09. Februar 2010
Fleißig, cholerisch und Russland zugeneigt
In der Ukraine wird Oppositionschef Viktor Janukowitsch zum Präsidenten gewählt.
KIEW (dpa). Nach seiner schmachvollen Niederlage gegen die prowestlichen Reformer in der Ukraine vor fünf Jahren hat es der prorussische Oppositionsführer Viktor Janukowitsch jetzt in das höchste Staatsamt geschafft. Der 59 Jahre alte Nato-Gegner wurde am Montag zum Sieger der Stichwahl um das Präsidentenamt erklärt. Dem vorläufigen Endergebnis zufolge erhielt er rund 48,8 Prozent der Stimmen. Das teilte die Wahlkommission am Montagabend in Kiew mit. Damit lag Janukowitsch mehr als drei Prozentpunkte vor seiner prowestlichen Rivalin, Regierungschefin Julia Timoschenko, die auf 45,6 Prozent kam. Timoschenko war die Galionsfigur der orangefarbenen Revolution vor fünf Jahren. 4,4 Prozent der Wähler hatten die Option "Gegen alle" angekreuzt. Die Wahlbeteiligung in dem nach Russland zweitgrößten Flächenland Europas lag bei 69 Prozent.
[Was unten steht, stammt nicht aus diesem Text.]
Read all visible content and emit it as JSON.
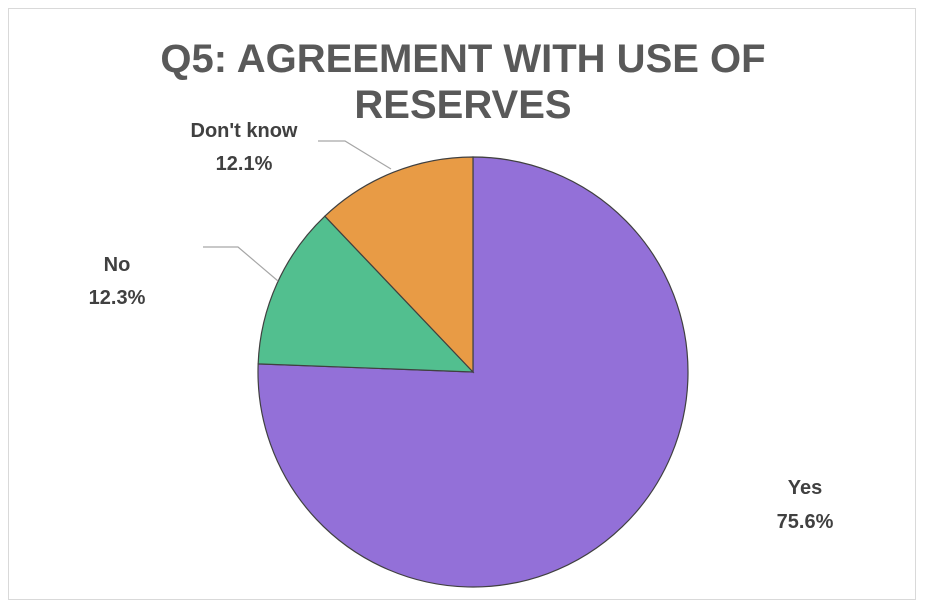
{
  "chart_data": {
    "type": "pie",
    "title_lines": [
      "Q5: AGREEMENT WITH USE OF",
      "RESERVES"
    ],
    "slices": [
      {
        "label": "Yes",
        "percent_label": "75.6%",
        "value": 75.6,
        "color": "#9370d8"
      },
      {
        "label": "No",
        "percent_label": "12.3%",
        "value": 12.3,
        "color": "#52bf8f"
      },
      {
        "label": "Don't know",
        "percent_label": "12.1%",
        "value": 12.1,
        "color": "#e89b45"
      }
    ],
    "start_angle": "12 o'clock",
    "direction": "clockwise",
    "legend": "none"
  }
}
Die 49-jährige Timoschenko hatte nicht ausgeschlossen, das Wahlergebnis bei einem knappen Ausgang anzufechten. Sie hatte ihrem Rivalen Wahlfälschung vorgeworfen. Eine zweite orangefarbene Revolution wie 2004 galt aber gestern als unwahrscheinlich. Auch westliche Beobachter bezeichneten die Abstimmung als demokratisch.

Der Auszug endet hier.